Steigende Langzeitarbeitslosigkeit Die Abgehängten der Coronakrise

Arbeitsagentur in München
Foto: © Reuters Photographer / Reuters/ REUTERSDieser Artikel gehört zum Angebot von SPIEGEL+. Sie können ihn auch ohne Abonnement lesen, weil er Ihnen geschenkt wurde.
Es ist gar nicht so lange her, da galt Deutschland als der »kranke Mann Europas«: ein Land voller wirtschaftlicher und sozialer Probleme, ein Sozialstaat am Rand seiner Kräfte. Am offensichtlichsten spiegelte sich dies in der ständig steigenden Zahl von Langzeitarbeitslosen wider: 1,9 Millionen Menschen waren es im Jahr 2006 – Menschen, die nicht nur ein paar Monate, sondern ein Jahr und sehr viel länger keine Arbeit fanden.
Zehn Jahre permanenter Wirtschaftsaufschwung und sinkende Dauerarbeitslosigkeit ließen diese Erinnerung zwischenzeitlich verblassen. Doch seit dem Ausbruch der Coronakrise im März 2020 ist die Zahl der Langzeitarbeitslosen wieder um mehr als 300.000 auf nun über eine Million gestiegen – und sie wird weiter steigen. Denn die zusätzlichen Arbeitslosen, die die Pandemie seit dem vergangenen Frühjahr verursacht hat, tauchen in der Statistik bislang noch gar nicht auf.
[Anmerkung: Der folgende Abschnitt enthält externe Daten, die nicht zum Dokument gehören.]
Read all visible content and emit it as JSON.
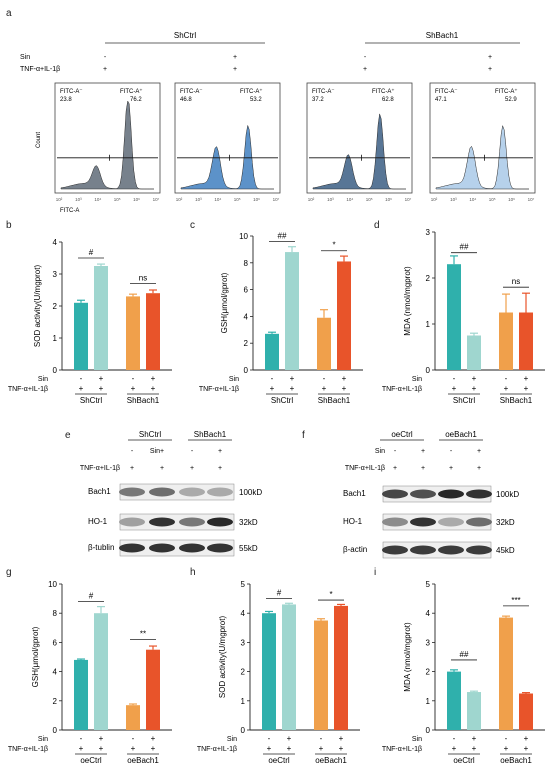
{
  "panel_letters": {
    "a": "a",
    "b": "b",
    "c": "c",
    "d": "d",
    "e": "e",
    "f": "f",
    "g": "g",
    "h": "h",
    "i": "i"
  },
  "panel_a": {
    "group_left": "ShCtrl",
    "group_right": "ShBach1",
    "row_sin": "Sin",
    "row_tnf": "TNF-α+IL-1β",
    "sin_signs": [
      "-",
      "+",
      "-",
      "+"
    ],
    "tnf_signs": [
      "+",
      "+",
      "+",
      "+"
    ],
    "ylabel": "Count",
    "xlabel": "FITC-A",
    "gate_neg_label": "FITC-A⁻",
    "gate_pos_label": "FITC-A⁺",
    "histograms": [
      {
        "neg": "23.8",
        "pos": "76.2",
        "color": "#5f6b78"
      },
      {
        "neg": "46.8",
        "pos": "53.2",
        "color": "#3f7fbf"
      },
      {
        "neg": "37.2",
        "pos": "62.8",
        "color": "#3b5e84"
      },
      {
        "neg": "47.1",
        "pos": "52.9",
        "color": "#a9c9e8"
      }
    ],
    "x_ticks": [
      "10²",
      "10³",
      "10⁴",
      "10⁵",
      "10⁶",
      "10⁷"
    ]
  },
  "chart_data": [
    {
      "panel": "b",
      "type": "bar",
      "ylabel": "SOD activity(U/mgprot)",
      "ylim": [
        0,
        4
      ],
      "yticks": [
        "0",
        "1",
        "2",
        "3",
        "4"
      ],
      "categories": [
        "ShCtrl -",
        "ShCtrl +",
        "ShBach1 -",
        "ShBach1 +"
      ],
      "values": [
        2.1,
        3.25,
        2.3,
        2.4
      ],
      "errors": [
        0.08,
        0.06,
        0.07,
        0.1
      ],
      "colors": [
        "#2fb0ac",
        "#9fd6cf",
        "#f0a04b",
        "#e8542a"
      ],
      "sin": [
        "-",
        "+",
        "-",
        "+"
      ],
      "tnf": [
        "+",
        "+",
        "+",
        "+"
      ],
      "groups": [
        "ShCtrl",
        "ShBach1"
      ],
      "sig": [
        {
          "label": "#",
          "a": 0,
          "b": 1,
          "y": 3.5
        },
        {
          "label": "ns",
          "a": 2,
          "b": 3,
          "y": 2.7
        }
      ]
    },
    {
      "panel": "c",
      "type": "bar",
      "ylabel": "GSH(μmol/gprot)",
      "ylim": [
        0,
        10
      ],
      "yticks": [
        "0",
        "2",
        "4",
        "6",
        "8",
        "10"
      ],
      "categories": [
        "ShCtrl -",
        "ShCtrl +",
        "ShBach1 -",
        "ShBach1 +"
      ],
      "values": [
        2.7,
        8.8,
        3.9,
        8.1
      ],
      "errors": [
        0.12,
        0.4,
        0.6,
        0.4
      ],
      "colors": [
        "#2fb0ac",
        "#9fd6cf",
        "#f0a04b",
        "#e8542a"
      ],
      "sin": [
        "-",
        "+",
        "-",
        "+"
      ],
      "tnf": [
        "+",
        "+",
        "+",
        "+"
      ],
      "groups": [
        "ShCtrl",
        "ShBach1"
      ],
      "sig": [
        {
          "label": "##",
          "a": 0,
          "b": 1,
          "y": 9.6
        },
        {
          "label": "*",
          "a": 2,
          "b": 3,
          "y": 8.9
        }
      ]
    },
    {
      "panel": "d",
      "type": "bar",
      "ylabel": "MDA (nmol/mgprot)",
      "ylim": [
        0,
        3
      ],
      "yticks": [
        "0",
        "1",
        "2",
        "3"
      ],
      "categories": [
        "ShCtrl -",
        "ShCtrl +",
        "ShBach1 -",
        "ShBach1 +"
      ],
      "values": [
        2.3,
        0.75,
        1.25,
        1.25
      ],
      "errors": [
        0.18,
        0.05,
        0.4,
        0.42
      ],
      "colors": [
        "#2fb0ac",
        "#9fd6cf",
        "#f0a04b",
        "#e8542a"
      ],
      "sin": [
        "-",
        "+",
        "-",
        "+"
      ],
      "tnf": [
        "+",
        "+",
        "+",
        "+"
      ],
      "groups": [
        "ShCtrl",
        "ShBach1"
      ],
      "sig": [
        {
          "label": "##",
          "a": 0,
          "b": 1,
          "y": 2.55
        },
        {
          "label": "ns",
          "a": 2,
          "b": 3,
          "y": 1.8
        }
      ]
    },
    {
      "panel": "g",
      "type": "bar",
      "ylabel": "GSH(μmol/gprot)",
      "ylim": [
        0,
        10
      ],
      "yticks": [
        "0",
        "2",
        "4",
        "6",
        "8",
        "10"
      ],
      "categories": [
        "oeCtrl -",
        "oeCtrl +",
        "oeBach1 -",
        "oeBach1 +"
      ],
      "values": [
        4.8,
        8.0,
        1.7,
        5.5
      ],
      "errors": [
        0.06,
        0.45,
        0.08,
        0.25
      ],
      "colors": [
        "#2fb0ac",
        "#9fd6cf",
        "#f0a04b",
        "#e8542a"
      ],
      "sin": [
        "-",
        "+",
        "-",
        "+"
      ],
      "tnf": [
        "+",
        "+",
        "+",
        "+"
      ],
      "groups": [
        "oeCtrl",
        "oeBach1"
      ],
      "sig": [
        {
          "label": "#",
          "a": 0,
          "b": 1,
          "y": 8.8
        },
        {
          "label": "**",
          "a": 2,
          "b": 3,
          "y": 6.2
        }
      ]
    },
    {
      "panel": "h",
      "type": "bar",
      "ylabel": "SOD activity(U/mgprot)",
      "ylim": [
        0,
        5
      ],
      "yticks": [
        "0",
        "1",
        "2",
        "3",
        "4",
        "5"
      ],
      "categories": [
        "oeCtrl -",
        "oeCtrl +",
        "oeBach1 -",
        "oeBach1 +"
      ],
      "values": [
        4.0,
        4.3,
        3.75,
        4.25
      ],
      "errors": [
        0.06,
        0.04,
        0.06,
        0.05
      ],
      "colors": [
        "#2fb0ac",
        "#9fd6cf",
        "#f0a04b",
        "#e8542a"
      ],
      "sin": [
        "-",
        "+",
        "-",
        "+"
      ],
      "tnf": [
        "+",
        "+",
        "+",
        "+"
      ],
      "groups": [
        "oeCtrl",
        "oeBach1"
      ],
      "sig": [
        {
          "label": "#",
          "a": 0,
          "b": 1,
          "y": 4.5
        },
        {
          "label": "*",
          "a": 2,
          "b": 3,
          "y": 4.45
        }
      ]
    },
    {
      "panel": "i",
      "type": "bar",
      "ylabel": "MDA (nmol/mgprot)",
      "ylim": [
        0,
        5
      ],
      "yticks": [
        "0",
        "1",
        "2",
        "3",
        "4",
        "5"
      ],
      "categories": [
        "oeCtrl -",
        "oeCtrl +",
        "oeBach1 -",
        "oeBach1 +"
      ],
      "values": [
        2.0,
        1.3,
        3.85,
        1.25
      ],
      "errors": [
        0.06,
        0.03,
        0.05,
        0.03
      ],
      "colors": [
        "#2fb0ac",
        "#9fd6cf",
        "#f0a04b",
        "#e8542a"
      ],
      "sin": [
        "-",
        "+",
        "-",
        "+"
      ],
      "tnf": [
        "+",
        "+",
        "+",
        "+"
      ],
      "groups": [
        "oeCtrl",
        "oeBach1"
      ],
      "sig": [
        {
          "label": "##",
          "a": 0,
          "b": 1,
          "y": 2.4
        },
        {
          "label": "***",
          "a": 2,
          "b": 3,
          "y": 4.25
        }
      ]
    }
  ],
  "row_labels": {
    "sin": "Sin",
    "tnf": "TNF-α+IL-1β"
  },
  "panel_e": {
    "group_left": "ShCtrl",
    "group_right": "ShBach1",
    "sin_label": "Sin",
    "tnf_label": "TNF-α+IL-1β",
    "sin_signs": [
      "-",
      "+",
      "-",
      "+"
    ],
    "tnf_signs": [
      "+",
      "+",
      "+",
      "+"
    ],
    "rows": [
      {
        "name": "Bach1",
        "kd": "100kD",
        "intensity": [
          0.55,
          0.6,
          0.3,
          0.3
        ]
      },
      {
        "name": "HO-1",
        "kd": "32kD",
        "intensity": [
          0.35,
          0.9,
          0.55,
          0.95
        ]
      },
      {
        "name": "β-tublin",
        "kd": "55kD",
        "intensity": [
          0.9,
          0.9,
          0.9,
          0.9
        ]
      }
    ]
  },
  "panel_f": {
    "group_left": "oeCtrl",
    "group_right": "oeBach1",
    "sin_label": "Sin",
    "tnf_label": "TNF-α+IL-1β",
    "sin_signs": [
      "-",
      "+",
      "-",
      "+"
    ],
    "tnf_signs": [
      "+",
      "+",
      "+",
      "+"
    ],
    "rows": [
      {
        "name": "Bach1",
        "kd": "100kD",
        "intensity": [
          0.8,
          0.75,
          0.95,
          0.9
        ]
      },
      {
        "name": "HO-1",
        "kd": "32kD",
        "intensity": [
          0.45,
          0.9,
          0.3,
          0.6
        ]
      },
      {
        "name": "β-actin",
        "kd": "45kD",
        "intensity": [
          0.85,
          0.85,
          0.85,
          0.85
        ]
      }
    ]
  }
}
Und vor allem wird die Dauerarbeitslosigkeit nach der Krise nicht einfach wieder verschwinden.
Teufelskreis Langzeitarbeitslosigkeit
»Ohne Einstellungsschub wird sich die Arbeitslosigkeit verfestigen«, schreiben Hermann Gartner und Enzo Weber in einem Aufsatz , der an diesem Donnerstag veröffentlicht wird. Die beiden Ökonomen des Nürnberger Instituts für Arbeitsmarkt- und Berufsforschung (IAB) haben sich die Entwicklung der Arbeitslosigkeit nach Wirtschaftskrisen in der Bundesrepublik seit den Siebzigerjahren angeschaut.
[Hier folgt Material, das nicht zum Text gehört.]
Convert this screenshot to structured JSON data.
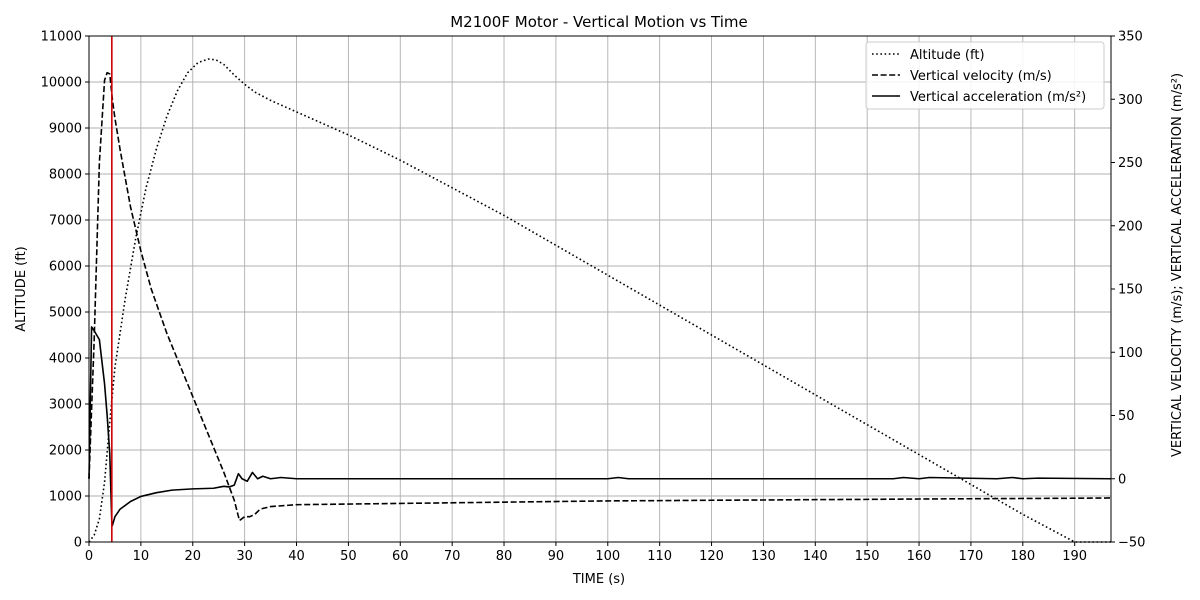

»Corona ist für den Arbeitsmarkt ein herber Schlag, aber es hätte schlimmer kommen können. Ein umfassender Einbruch konnte vermieden werden«, sagen die Autoren. Allerdings liege die Dynamik bei den Neueinstellung deutlich unter dem Vorkrisenniveau. Nun drohe wieder eine »Verfestigung der Arbeitslosigkeit« durch Langzeitarbeitslosigkeit. Drei Gründe sind dafür ausschlaggebend:
Mit der Dauer der Arbeitslosigkeit wird die Berufserfahrung zunehmend entwertet;
Langzeitarbeitslose sind stigmatisiert, andere Bewerber werden bei Neueinstellungen möglicherweise bevorzugt;
erfolglose Arbeitssuche frustriert und demotiviert mit anhaltender Dauer.
Es ist ein Teufelskreis: Je länger die Rückschläge auf dem Arbeitsmarkt dauern, desto länger bleiben Menschen arbeitslos. Und je länger Menschen arbeitslos bleiben, desto schwerer wird es für sie, wieder in Beschäftigung zu kommen – auch nach der Krise.
Anstieg nach jeder Rezession
»Dies spiegelt sich in den praktischen Erfahrungen mit der Entwicklung der Arbeitslosigkeit in Deutschland wider«, sagen die IAB-Forscher. Seit den Siebzigerjahren bis zum Anfang der Nullerjahre galt: Nach jeder Rezession war und blieb die Langzeitarbeitslosigkeit höher als vor der Rezession. Gartner und Weber schauten sich nun dabei auch die sogenannte Übergangsrate an, die misst, wie viele Personen in einem Monat aus Arbeitslosigkeit in Beschäftigung wechseln.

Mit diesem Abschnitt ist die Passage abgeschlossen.